Letschin

Eine Gemeinde im Oderbruch

Wo sind wir geboren? Warum sind wir hier im Oderbruch und was bedeutet Heimat? Mit diesen Kernfragen, einem Tonbandgerät und einer Kamera zieht Julius Breitenfeld durch Letschin und die angrenzenden neun Ortsteile der Gemeinde. Auf der Suche nach den Fassetten des Heimatgefühls begegnet er den verschiedensten Einwohnern.
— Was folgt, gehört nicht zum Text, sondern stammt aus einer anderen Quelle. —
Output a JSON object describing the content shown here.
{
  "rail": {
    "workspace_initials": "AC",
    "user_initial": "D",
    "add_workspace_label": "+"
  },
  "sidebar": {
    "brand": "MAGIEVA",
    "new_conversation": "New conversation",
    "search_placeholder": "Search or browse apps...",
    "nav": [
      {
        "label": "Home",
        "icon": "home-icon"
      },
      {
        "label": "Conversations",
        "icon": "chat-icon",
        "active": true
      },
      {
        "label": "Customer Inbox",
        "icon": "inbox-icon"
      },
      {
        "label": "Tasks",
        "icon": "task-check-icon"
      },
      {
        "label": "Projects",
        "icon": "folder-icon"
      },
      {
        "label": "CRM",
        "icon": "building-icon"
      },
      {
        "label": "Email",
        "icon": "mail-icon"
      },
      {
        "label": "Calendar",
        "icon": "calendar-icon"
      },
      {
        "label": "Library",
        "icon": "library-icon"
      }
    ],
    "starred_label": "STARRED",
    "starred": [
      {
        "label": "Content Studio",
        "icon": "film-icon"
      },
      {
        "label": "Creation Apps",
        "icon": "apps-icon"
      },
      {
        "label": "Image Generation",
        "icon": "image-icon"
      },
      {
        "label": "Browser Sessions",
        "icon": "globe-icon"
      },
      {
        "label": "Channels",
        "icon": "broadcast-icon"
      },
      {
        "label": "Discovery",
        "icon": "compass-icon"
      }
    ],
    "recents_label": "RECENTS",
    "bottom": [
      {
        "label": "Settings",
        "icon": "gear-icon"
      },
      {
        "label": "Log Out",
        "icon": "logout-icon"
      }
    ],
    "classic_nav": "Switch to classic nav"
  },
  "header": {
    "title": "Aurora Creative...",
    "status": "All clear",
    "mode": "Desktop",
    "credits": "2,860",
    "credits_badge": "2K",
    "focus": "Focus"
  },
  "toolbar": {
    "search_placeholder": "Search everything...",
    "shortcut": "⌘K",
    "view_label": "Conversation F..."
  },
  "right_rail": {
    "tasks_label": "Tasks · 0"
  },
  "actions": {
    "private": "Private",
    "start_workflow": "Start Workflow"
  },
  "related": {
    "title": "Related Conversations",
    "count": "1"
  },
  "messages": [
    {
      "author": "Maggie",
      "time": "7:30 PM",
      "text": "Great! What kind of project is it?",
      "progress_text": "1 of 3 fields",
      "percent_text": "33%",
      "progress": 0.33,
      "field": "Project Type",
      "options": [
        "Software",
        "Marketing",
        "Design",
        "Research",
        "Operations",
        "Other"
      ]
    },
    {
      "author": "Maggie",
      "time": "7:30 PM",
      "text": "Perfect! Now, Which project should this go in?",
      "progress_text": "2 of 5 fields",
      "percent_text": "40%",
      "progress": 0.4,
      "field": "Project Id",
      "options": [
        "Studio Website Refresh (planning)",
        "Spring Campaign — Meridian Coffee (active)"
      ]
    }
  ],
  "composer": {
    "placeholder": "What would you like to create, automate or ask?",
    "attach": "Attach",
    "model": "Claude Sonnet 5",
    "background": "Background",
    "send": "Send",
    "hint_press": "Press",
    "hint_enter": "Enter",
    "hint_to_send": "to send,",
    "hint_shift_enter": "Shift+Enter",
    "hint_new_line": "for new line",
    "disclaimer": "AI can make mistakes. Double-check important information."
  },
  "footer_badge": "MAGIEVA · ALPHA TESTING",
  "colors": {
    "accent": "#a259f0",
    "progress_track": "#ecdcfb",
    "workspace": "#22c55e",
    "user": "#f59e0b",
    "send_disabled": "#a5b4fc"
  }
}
Menschen, die nach dem Krieg hier her geflohen sind, Ur-Letschinern, die diesen Ort nie verlassen haben, jungen Heimkehrer, die auszogen, um die Welt kennen zu lernen und zurück gekommen sind, oder Menschen, die dem Leben in der Stadt entflohen, um sich eine Existenz auf dem Land aufzubauen.

Jeder Mensch hat seine eigene Geschichte, Sprache und Gefühlswelt, einen Geburtsort und ein eigenes Verständnis davon, was Heimat bedeutet. Die Ergebnisse dieser Interviewreihe und die dazugehörigen Bilder von den Menschen in ihrem Alltag, bilden den Kern der Ausstellung im neuen Boberhaus Letschin.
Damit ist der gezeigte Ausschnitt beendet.